I’m no Rashi, that’s for sure. So it is with some trepidation that I invoke the “what’s bothering Rashi?” metaphor when I pose the question, “What’s bothering Adrian?”
I wanted to gloss over it, simply toss it off to literary stylings. Yet I kept coming back to it each time I read through the parasha. Each time I read the parasha, I would try to just read right through, but it kept haunting me, niggling at me.
I checked to see if it bothered Rashi, but it didn’t. So here’s what is bothering Adrian.
43:15 So the men took that gift, and they took with them double the money, as well as Benjamin. They made their way down to Egypt where they presented themselves to Joseph.
Why does this verse, and seemingly this verse along, refer to Joseph’s brothers as “the men,” in Hebrew “ha-anashim.” The verse could just have easily been written “So the brothers took that gift…”
Elsewhere in this part of the story they are are referred to as sons, brothers, and assorted pronouns. Only in this one verse are they called “the men.” (While in v. 42:19 Joseph says “If you are honest men..” but the Hebrew does not say this directly, and does not contain the word anashim.
What is the Torah telling us here? Is there something about what has just transpired? When the brothers first returned home and told Jacob that Simeon was being held, and that they were to bring Benjamin with them to secure his release (and more food,) Jacob resisted. Reuben was unable to persuade him even though he offered the lives of his own sons to insure Benjamin’s safety.
No, Jacob decided to be pouty. Only after they had exhausted the rations brought from Egypt did Jacob finally relent. He only relented after once more being pressured by his sons, and in particular, Judah, who offers his own life a surety for Benjamin’s safety.
Ever the “play it safe” type, Jacob insists they return bearing many gifts, plus double the money that was mysteriously returned to them. He resigns himself to the potential loss of Benjamin. (I notice, btw, that no mention is made of poor Simeon, whom Jacob seems to be assuming is lost. Even the brothers make no argument about returning for Simeon’s sake.
It is after this that the Torah refers to Jacob’s sons/Joseph’s brothers as “the men.”
I don’t particularly see that the brothers have done anything particularly positive enough to be now thought of as “men.” They haven’t shown any concern for Simeon. They didn’t keep badgering their father the whole time for them to go back to Egypt.
In fact, I wouldn’t say that anyone here really “manned up.” Yeah, credit is due both Reuben and Judah for attempting to assure Jacob that Benjamin would be safe if he went with them back to Egypt.
So perhaps there’s another reason the brothers are now referred to as “the men.” Perhaps it is because they are now simply doing what any man would do when faced with starvation. There was nothing noble about it. No great heroics to rescue their brother Simeon. They were carrying bribes and their younger brother.-concessions to reality. Perhaps they became just “the men” at this point because these progenitors of the tribes of Israel were nobody special-doing nothing to illustrate their distinct heritage and their families covenant with the Divine. They were just hungry men.

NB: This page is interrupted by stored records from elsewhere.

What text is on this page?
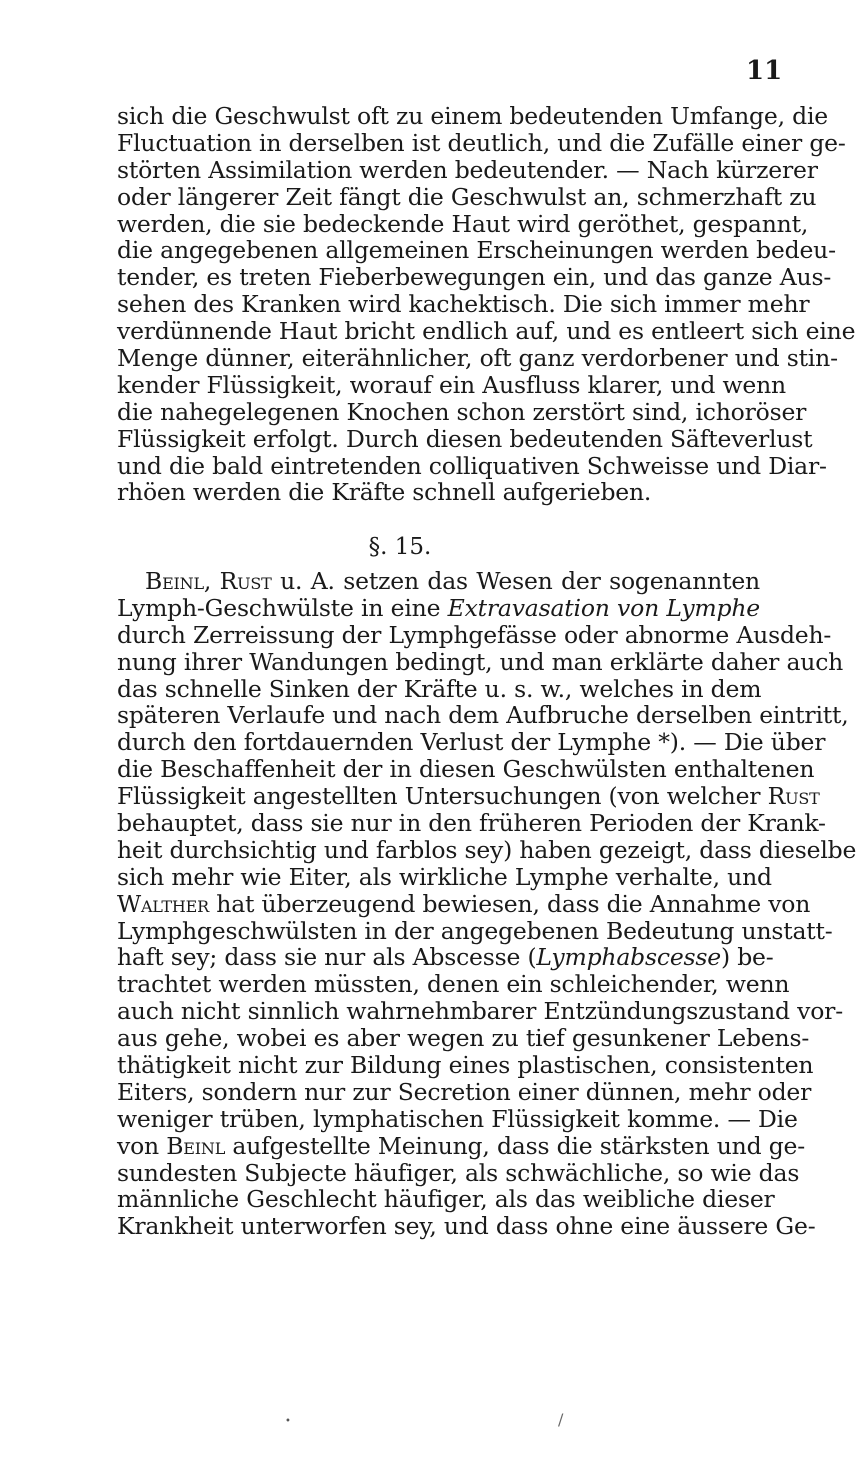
11
sich die Geschwulst oft zu einem bedeutenden Umfange, die
Fluctuation in derselben ist deutlich, und die Zufälle einer ge-
störten Assimilation werden bedeutender. — Nach kürzerer
oder längerer Zeit fängt die Geschwulst an, schmerzhaft zu
werden, die sie bedeckende Haut wird geröthet, gespannt,
die angegebenen allgemeinen Erscheinungen werden bedeu-
tender, es treten Fieberbewegungen ein, und das ganze Aus-
sehen des Kranken wird kachektisch. Die sich immer mehr
verdünnende Haut bricht endlich auf, und es entleert sich eine
Menge dünner, eiterähnlicher, oft ganz verdorbener und stin-
kender Flüssigkeit, worauf ein Ausfluss klarer, und wenn
die nahegelegenen Knochen schon zerstört sind, ichoröser
Flüssigkeit erfolgt. Durch diesen bedeutenden Säfteverlust
und die bald eintretenden colliquativen Schweisse und Diar-
rhöen werden die Kräfte schnell aufgerieben.
§. 15.
Beinl, Rust u. A. setzen das Wesen der sogenannten
Lymph-Geschwülste in eine Extravasation von Lymphe
durch Zerreissung der Lymphgefässe oder abnorme Ausdeh-
nung ihrer Wandungen bedingt, und man erklärte daher auch
das schnelle Sinken der Kräfte u. s. w., welches in dem
späteren Verlaufe und nach dem Aufbruche derselben eintritt,
durch den fortdauernden Verlust der Lymphe *). — Die über
die Beschaffenheit der in diesen Geschwülsten enthaltenen
Flüssigkeit angestellten Untersuchungen (von welcher Rust
behauptet, dass sie nur in den früheren Perioden der Krank-
heit durchsichtig und farblos sey) haben gezeigt, dass dieselbe
sich mehr wie Eiter, als wirkliche Lymphe verhalte, und
Walther hat überzeugend bewiesen, dass die Annahme von
Lymphgeschwülsten in der angegebenen Bedeutung unstatt-
haft sey; dass sie nur als Abscesse (Lymphabscesse) be-
trachtet werden müssten, denen ein schleichender, wenn
auch nicht sinnlich wahrnehmbarer Entzündungszustand vor-
aus gehe, wobei es aber wegen zu tief gesunkener Lebens-
thätigkeit nicht zur Bildung eines plastischen, consistenten
Eiters, sondern nur zur Secretion einer dünnen, mehr oder
weniger trüben, lymphatischen Flüssigkeit komme. — Die
von Beinl aufgestellte Meinung, dass die stärksten und ge-
sundesten Subjecte häufiger, als schwächliche, so wie das
männliche Geschlecht häufiger, als das weibliche dieser
Krankheit unterworfen sey, und dass ohne eine äussere Ge-
•	/
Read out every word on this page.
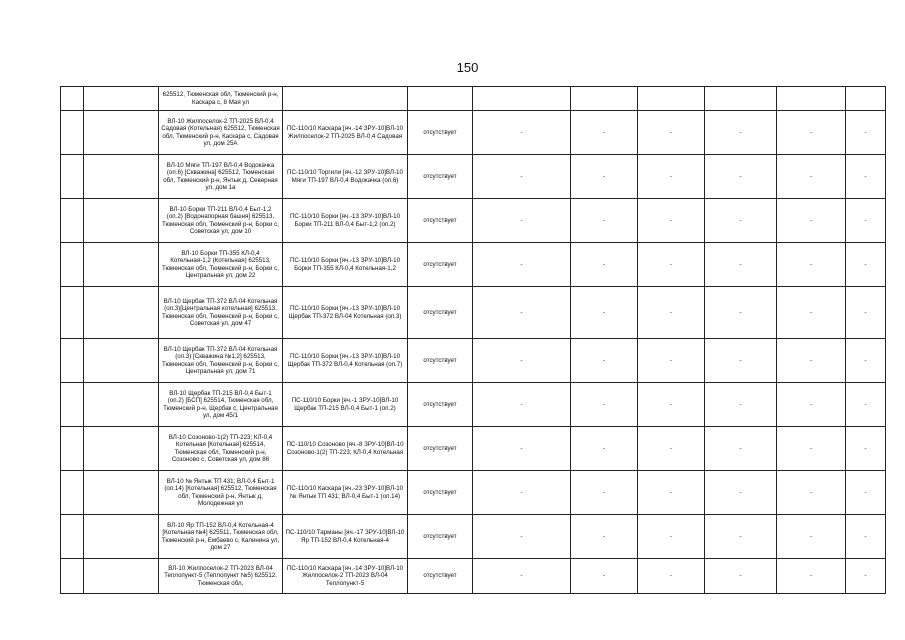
150
		625512, Тюменская обл, Тюменский р-н, Каскара с, 8 Мая ул								
		ВЛ-10 Жилпоселок-2 ТП-2025 ВЛ-0,4 Садовая (Котельная) 625512, Тюменская обл, Тюменский р-н, Каскара с, Садовая ул, дом 25А	ПС-110/10 Каскара [яч.-14 ЗРУ-10]ВЛ-10 Жилпоселок-2 ТП-2025 ВЛ-0,4 Садовая	отсутствует	-	-	-	-	-	-
		ВЛ-10 Мяги ТП-197 ВЛ-0,4 Водокачка (оп.6) [Скважина] 625512, Тюменская обл, Тюменский р-н, Янтык д, Северная ул, дом 1а	ПС-110/10 Торгили [яч.-12 ЗРУ-10]ВЛ-10 Мяги ТП-197 ВЛ-0,4 Водокачка (оп.6)	отсутствует	-	-	-	-	-	-
		ВЛ-10 Борки ТП-211 ВЛ-0,4 Быт-1,2 (оп.2) [Водонапорная башня] 625513, Тюменская обл, Тюменский р-н, Борки с, Советская ул, дом 10	ПС-110/10 Борки [яч.-13 ЗРУ-10]ВЛ-10 Борки ТП-211 ВЛ-0,4 Быт-1,2 (оп.2)	отсутствует	-	-	-	-	-	-
		ВЛ-10 Борки ТП-355 КЛ-0,4 Котельная-1,2 (Котельная) 625513, Тюменская обл, Тюменский р-н, Борки с, Центральная ул, дом 22	ПС-110/10 Борки [яч.-13 ЗРУ-10]ВЛ-10 Борки ТП-355 КЛ-0,4 Котельная-1,2	отсутствует	-	-	-	-	-	-
		ВЛ-10 Щербак ТП-372 ВЛ-04 Котельная (оп.3)[Центральная котельная] 625513, Тюменская обл, Тюменский р-н, Борки с, Советская ул, дом 47	ПС-110/10 Борки [яч.-13 ЗРУ-10]ВЛ-10 Щербак ТП-372 ВЛ-04 Котельная (оп.3)	отсутствует	-	-	-	-	-	-
		ВЛ-10 Щербак ТП-372 ВЛ-04 Котельная (оп.3) [Скважина №1,2] 625513, Тюменская обл, Тюменский р-н, Борки с, Центральная ул, дом 71	ПС-110/10 Борки [яч.-13 ЗРУ-10]ВЛ-10 Щербак ТП-372 ВЛ-0,4 Котельная (оп.7)	отсутствует	-	-	-	-	-	-
		ВЛ-10 Щербак ТП-215 ВЛ-0,4 Быт-1 (оп.2) [БСП] 625514, Тюменская обл, Тюменский р-н, Щербак с, Центральная ул, дом 45/1	ПС-110/10 Борки [яч.-1 ЗРУ-10]ВЛ-10 Щербак ТП-215 ВЛ-0,4 Быт-1 (оп.2)	отсутствует	-	-	-	-	-	-
		ВЛ-10 Созоново-1(2) ТП-223; КЛ-0,4 Котельная [Котельная] 625514, Тюменская обл, Тюменский р-н, Созоново с, Советская ул, дом 86	ПС-110/10 Созоново [яч.-8 ЗРУ-10]ВЛ-10 Созоново-1(2) ТП-223; КЛ-0,4 Котельная	отсутствует	-	-	-	-	-	-
		ВЛ-10 № Янтык ТП 431; ВЛ-0,4 Быт-1 (оп.14) [Котельная] 625512, Тюменская обл, Тюменский р-н, Янтык д, Молодежная ул	ПС-110/10 Каскара [яч.-23 ЗРУ-10]ВЛ-10 № Янтык ТП 431; ВЛ-0,4 Быт-1 (оп.14)	отсутствует	-	-	-	-	-	-
		ВЛ-10 Яр ТП-152 ВЛ-0,4 Котельная-4 [Котельная №4] 625511, Тюменская обл, Тюменский р-н, Ембаево с, Калинина ул, дом 27	ПС-110/10 Тарманы [яч.-17 ЗРУ-10]ВЛ-10 Яр ТП-152 ВЛ-0,4 Котельная-4	отсутствует	-	-	-	-	-	-
		ВЛ-10 Жилпоселок-2 ТП-2023 ВЛ-04 Теплопункт-5 (Теплопункт №5) 625512, Тюменская обл,	ПС-110/10 Каскара [яч.-14 ЗРУ-10]ВЛ-10 Жилпоселок-2 ТП-2023 ВЛ-04 Теплопункт-5	отсутствует	-	-	-	-	-	-
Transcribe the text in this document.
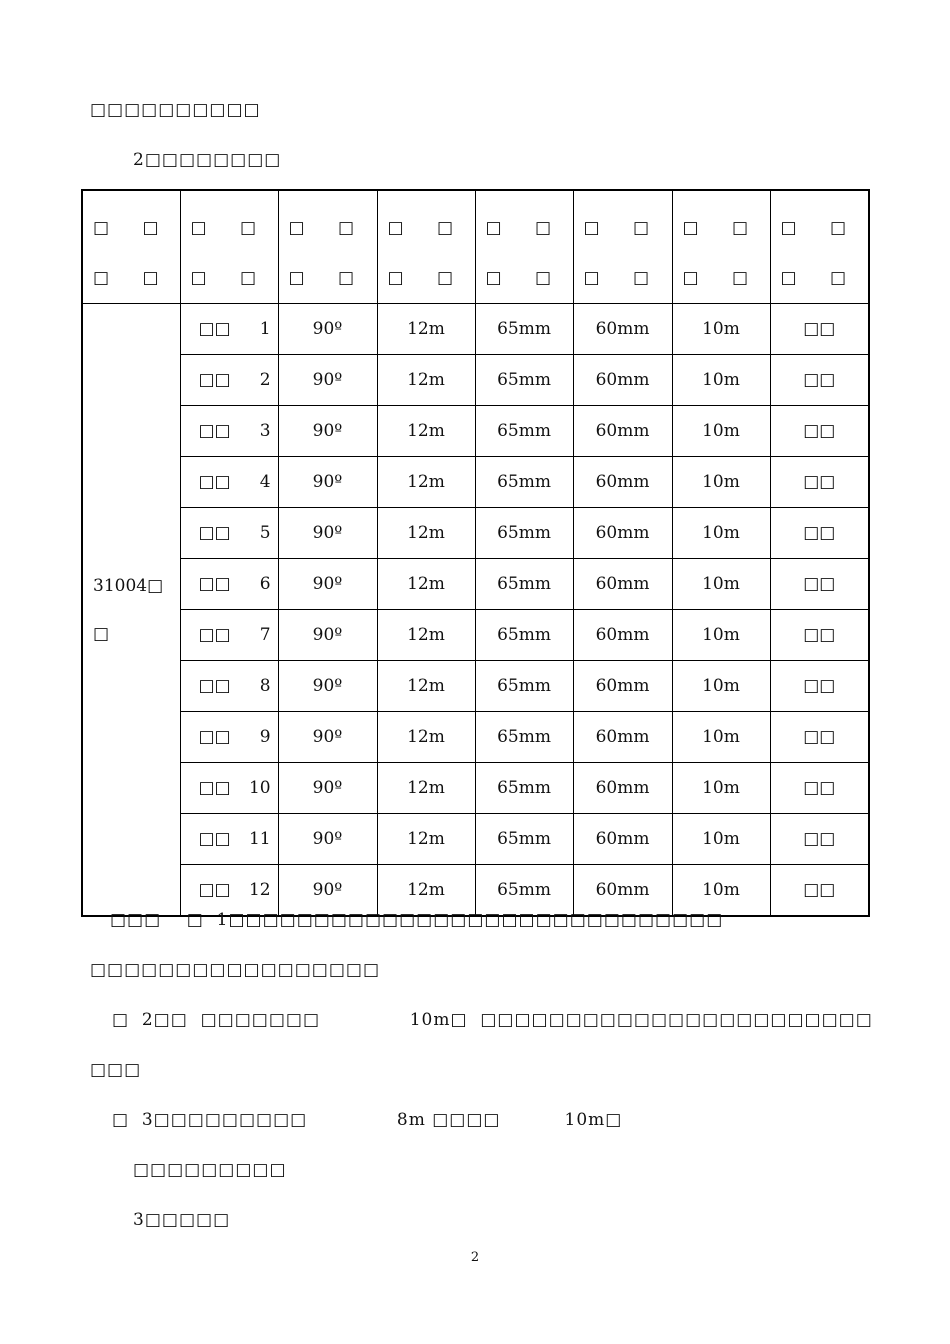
□□□□□□□□□□
2□□□□□□□□
□ □ □ □	□ □ □ □	□ □ □ □	□ □ □ □	□ □ □ □	□ □ □ □	□ □ □ □	□ □ □ □
31004□ □	□□ 1	90º	12m	65mm	60mm	10m	□□
	□□ 2	90º	12m	65mm	60mm	10m	□□
	□□ 3	90º	12m	65mm	60mm	10m	□□
	□□ 4	90º	12m	65mm	60mm	10m	□□
	□□ 5	90º	12m	65mm	60mm	10m	□□
	□□ 6	90º	12m	65mm	60mm	10m	□□
	□□ 7	90º	12m	65mm	60mm	10m	□□
	□□ 8	90º	12m	65mm	60mm	10m	□□
	□□ 9	90º	12m	65mm	60mm	10m	□□
	□□ 10	90º	12m	65mm	60mm	10m	□□
	□□ 11	90º	12m	65mm	60mm	10m	□□
	□□ 12	90º	12m	65mm	60mm	10m	□□
□□□    □  1□□□□□□□□□□□□□□□□□□□□□□□□□□□□□
□□□□□□□□□□□□□□□□□
□  2□□  □□□□□□□              10m□  □□□□□□□□□□□□□□□□□□□□□□□
□□□
□  3□□□□□□□□□              8m □□□□          10m□
□□□□□□□□□
3□□□□□
2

When they return to Egypt, Simeon is returned to them-yet there’s no mention in the text about a teary reunion. Just the simple fact: “and he brought out Simeon to them.” (43:23)
Maybe they were just “the men” because it never even occurred to them that G”d was showing them favor by restoring their money to their bags. It’s at least likely that, in similar circumstances, their brother Joseph might have attributed that circumstance to G”d rather than seeing it as some problematic incident done to make trouble for them. Yes, the brothers see (the unknown to them) Joseph’s treatment of them-his suspicion of them as spies, his insistence they bring Benjamin, that they leave Simeon as a hostage – as payback for what they did do Joseph lo those many years ago. But remember this is before they realize they are dealing with Joseph.
Joseph seems to have kept (to some degree) his faith in G”d. His brothers don’t seem to think of G”d much at all. The best we get is Jacob asking El Shaddai to dispose the Egyptian vizier (i.e. Joseph) to treat his sons favorably. The brothers don’t offer any prayers – of thanks or petition or praise!
All of these are perhaps reasons they are just referred to here as “the men.” Yet I find this all somewhat unsatisfying, incomplete. This is a problem I suspect I am going to be wrestling with for some time. I’d welcome your thoughts on the matter. Together, perhaps we can add up to at least part of a Rashi, and discover “what’s troubling us.”